Autoridad en las aulas
ESPERANZA Aguirre confirmó ayer, en el debate de la Asamblea de Madrid, la aprobación de una futura Ley de Autoridad del Profesor. Es un paso en la buena dirección, porque la presidenta regional tiene razón cuando afirma que «no puede ser que un profesor esté la mayor parte de la clase mandando callar a los alumnos». En este sentido, es importante la medida prevista de convertir a los docentes de Primaria y Secundaria de los centros públicos en «autoridad pública», con el fin de que la disciplina retorne a las aulas, un planteamiento que coincide con las propuestas de Nicolas Sarkozy. Falta conocer la letra pequeña del proyecto, pero es indudable que Aguirre ha puesto el dedo en la llaga de una de las grandes preocupaciones de la comunidad escolar. Sería muy deseable conseguir para ello la implicación de las familias en las tareas de transmitir a niños y adolescentes el sentido de la responsabilidad imprescindible para desarrollar actitudes positivas en casa y en el colegio. En este ámbito, tal vez habría que buscar medidas complementarias al simple envío a los padres de las normas reguladoras del centro de enseñanza en que sus hijos cursan estudios. Reforzar la posición de los docentes con cargos directivos es también un enfoque adecuado siempre que ello implique una exigencia de ejercicio activo de la autoridad y de apoyo a los profesores que -a veces- se sienten aislados frente a los chantajes y amenazas de algunos «matones» que pretenden imponer la ley del más fuerte.

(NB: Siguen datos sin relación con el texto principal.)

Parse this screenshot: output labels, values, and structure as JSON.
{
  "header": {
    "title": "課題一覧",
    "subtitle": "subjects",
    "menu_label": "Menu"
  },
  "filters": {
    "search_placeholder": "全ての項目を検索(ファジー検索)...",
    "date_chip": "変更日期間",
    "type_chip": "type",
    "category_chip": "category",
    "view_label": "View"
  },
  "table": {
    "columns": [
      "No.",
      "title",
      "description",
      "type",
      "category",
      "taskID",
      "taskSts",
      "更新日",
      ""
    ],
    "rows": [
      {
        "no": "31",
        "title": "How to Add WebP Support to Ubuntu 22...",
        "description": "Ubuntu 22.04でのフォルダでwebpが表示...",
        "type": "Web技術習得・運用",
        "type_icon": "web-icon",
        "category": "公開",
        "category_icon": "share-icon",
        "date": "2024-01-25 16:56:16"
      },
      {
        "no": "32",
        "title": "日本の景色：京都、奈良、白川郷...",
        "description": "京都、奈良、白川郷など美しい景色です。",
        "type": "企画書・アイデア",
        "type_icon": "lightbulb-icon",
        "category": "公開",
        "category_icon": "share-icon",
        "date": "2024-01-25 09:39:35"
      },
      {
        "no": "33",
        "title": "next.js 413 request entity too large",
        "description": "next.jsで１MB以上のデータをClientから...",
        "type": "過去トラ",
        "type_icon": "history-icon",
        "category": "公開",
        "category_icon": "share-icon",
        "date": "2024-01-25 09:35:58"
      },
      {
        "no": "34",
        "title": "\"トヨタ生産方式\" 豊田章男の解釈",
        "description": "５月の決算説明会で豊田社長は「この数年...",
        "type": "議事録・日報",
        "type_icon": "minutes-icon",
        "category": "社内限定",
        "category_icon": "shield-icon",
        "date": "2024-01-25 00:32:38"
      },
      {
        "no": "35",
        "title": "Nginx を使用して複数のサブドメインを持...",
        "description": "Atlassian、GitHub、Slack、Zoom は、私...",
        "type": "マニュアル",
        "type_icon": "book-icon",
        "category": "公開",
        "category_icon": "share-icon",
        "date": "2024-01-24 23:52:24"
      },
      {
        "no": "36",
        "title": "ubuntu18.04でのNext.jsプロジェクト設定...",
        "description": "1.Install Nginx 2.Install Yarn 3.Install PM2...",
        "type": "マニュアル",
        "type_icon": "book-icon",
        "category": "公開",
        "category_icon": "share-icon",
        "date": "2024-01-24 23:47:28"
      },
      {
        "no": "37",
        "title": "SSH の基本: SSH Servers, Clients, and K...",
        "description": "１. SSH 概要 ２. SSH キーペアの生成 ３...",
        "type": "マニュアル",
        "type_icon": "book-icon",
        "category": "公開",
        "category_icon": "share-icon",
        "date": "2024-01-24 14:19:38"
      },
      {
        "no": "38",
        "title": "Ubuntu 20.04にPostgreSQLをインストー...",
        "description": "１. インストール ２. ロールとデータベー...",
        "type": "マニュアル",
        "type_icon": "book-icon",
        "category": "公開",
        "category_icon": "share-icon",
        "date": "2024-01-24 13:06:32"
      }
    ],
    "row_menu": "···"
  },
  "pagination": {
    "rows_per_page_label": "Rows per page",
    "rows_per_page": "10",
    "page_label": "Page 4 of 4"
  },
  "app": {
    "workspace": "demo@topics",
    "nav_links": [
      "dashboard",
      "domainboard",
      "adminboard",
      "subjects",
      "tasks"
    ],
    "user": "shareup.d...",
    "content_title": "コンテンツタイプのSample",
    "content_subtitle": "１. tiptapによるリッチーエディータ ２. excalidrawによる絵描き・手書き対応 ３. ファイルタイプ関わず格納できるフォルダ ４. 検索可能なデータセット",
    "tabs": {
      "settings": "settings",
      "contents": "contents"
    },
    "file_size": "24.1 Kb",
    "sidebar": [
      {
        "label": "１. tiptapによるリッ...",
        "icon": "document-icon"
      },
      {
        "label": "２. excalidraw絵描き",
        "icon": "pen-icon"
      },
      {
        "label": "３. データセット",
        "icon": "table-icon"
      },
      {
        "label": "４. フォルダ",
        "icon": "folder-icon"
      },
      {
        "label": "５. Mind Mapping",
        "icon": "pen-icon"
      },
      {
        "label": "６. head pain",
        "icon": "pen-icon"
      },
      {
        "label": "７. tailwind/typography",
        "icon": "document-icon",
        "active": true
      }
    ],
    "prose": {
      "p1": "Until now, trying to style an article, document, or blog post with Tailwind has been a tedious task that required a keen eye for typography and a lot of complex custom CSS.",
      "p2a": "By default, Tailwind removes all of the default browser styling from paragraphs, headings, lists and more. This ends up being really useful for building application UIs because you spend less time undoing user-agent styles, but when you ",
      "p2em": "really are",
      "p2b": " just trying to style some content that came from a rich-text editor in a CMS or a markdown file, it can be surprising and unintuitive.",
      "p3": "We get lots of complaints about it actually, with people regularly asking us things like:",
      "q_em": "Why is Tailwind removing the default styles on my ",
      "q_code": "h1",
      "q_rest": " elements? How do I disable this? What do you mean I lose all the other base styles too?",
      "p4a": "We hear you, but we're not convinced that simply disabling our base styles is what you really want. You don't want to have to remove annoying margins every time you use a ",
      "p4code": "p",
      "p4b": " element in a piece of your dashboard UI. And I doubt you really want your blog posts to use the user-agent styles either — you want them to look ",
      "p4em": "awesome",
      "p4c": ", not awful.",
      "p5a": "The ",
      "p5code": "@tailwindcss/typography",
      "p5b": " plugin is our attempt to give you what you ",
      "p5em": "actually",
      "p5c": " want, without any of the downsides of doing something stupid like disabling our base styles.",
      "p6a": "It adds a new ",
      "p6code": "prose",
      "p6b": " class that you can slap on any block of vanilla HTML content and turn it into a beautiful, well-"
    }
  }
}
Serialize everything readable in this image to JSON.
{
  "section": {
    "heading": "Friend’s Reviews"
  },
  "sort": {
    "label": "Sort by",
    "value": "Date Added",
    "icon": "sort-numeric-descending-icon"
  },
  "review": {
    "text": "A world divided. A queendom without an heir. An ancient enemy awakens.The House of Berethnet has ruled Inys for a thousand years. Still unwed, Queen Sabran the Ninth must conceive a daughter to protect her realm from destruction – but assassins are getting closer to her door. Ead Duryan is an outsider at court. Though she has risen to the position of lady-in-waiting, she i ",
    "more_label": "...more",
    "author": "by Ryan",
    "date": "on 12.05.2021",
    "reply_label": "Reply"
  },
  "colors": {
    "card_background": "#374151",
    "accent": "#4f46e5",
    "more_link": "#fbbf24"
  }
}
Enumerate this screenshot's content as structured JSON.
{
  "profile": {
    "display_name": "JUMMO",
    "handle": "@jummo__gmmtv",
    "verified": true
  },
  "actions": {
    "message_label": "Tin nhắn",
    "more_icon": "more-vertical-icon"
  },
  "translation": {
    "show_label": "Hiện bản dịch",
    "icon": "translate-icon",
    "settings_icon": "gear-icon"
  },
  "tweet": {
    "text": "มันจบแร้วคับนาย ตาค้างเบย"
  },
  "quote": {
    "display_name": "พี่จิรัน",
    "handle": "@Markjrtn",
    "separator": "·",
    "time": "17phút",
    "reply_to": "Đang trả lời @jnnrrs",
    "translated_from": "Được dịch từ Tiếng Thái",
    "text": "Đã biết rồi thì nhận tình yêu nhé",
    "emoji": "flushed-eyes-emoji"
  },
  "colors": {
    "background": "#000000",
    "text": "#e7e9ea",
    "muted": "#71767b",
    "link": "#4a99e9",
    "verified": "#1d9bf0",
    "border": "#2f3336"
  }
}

Los recientes sucesos ocurridos en Pozuelo de Alarcón han elevado la sensibilidad social hacia la educación de las generaciones futuras. Es preciso transmitir valores positivos para la convivencia en un ámbito de respeto y estímulo del trabajo bien hecho. Aguirre acierta al enfocar el problema desde la perspectiva de la autoridad del profesor, pero también es necesario contemplar otros ángulos no menos importantes. Así, hay que ofrecer opciones de ocio al margen de «botellones» y «litronas», promover las actividades culturales y deportivas y, sobre todo, eliminar modelos sociales que dan prioridad al éxito a toda costa por encima de los principios morales y de la dignidad humana. La tarea es larga y compleja, y es bueno sin duda comenzar resolviendo las cuestiones más evidentes, como es la necesidad inexcusable de orden y silencio en las aulas. Lejos de cualquier autoritarismo, el profesor debe ser respetado y tiene que contar con los instrumentos razonables para imponer una disciplina sin la cual es imposible transmitir conocimientos. Es triste que tengamos que llegar a estos niveles de lucha contra la violencia -real o latente-, pero es la consecuencia lógica de muchos años de abandono y desinterés social y político.
Por lo demás, la dispersión de nuestro sistema educativo en diecisiete comunidades que funcionan cada una por su lado, conlleva problemas de fondo que limitan la eficacia de cualquier medida. La ley madrileña, bien orientada, sólo es aplicable en su ámbito territorial y la yuxtaposición de sistemas sin coordinación entre sí no puede producir resultados positivos. Mientras el Ministerio se limite a elogiar la idea de Aguirre sin adoptar medidas vinculantes para el resto de Comunidades, crecerá el riesgo de crear una confusión generalizada entre padres, alumnos y profesores.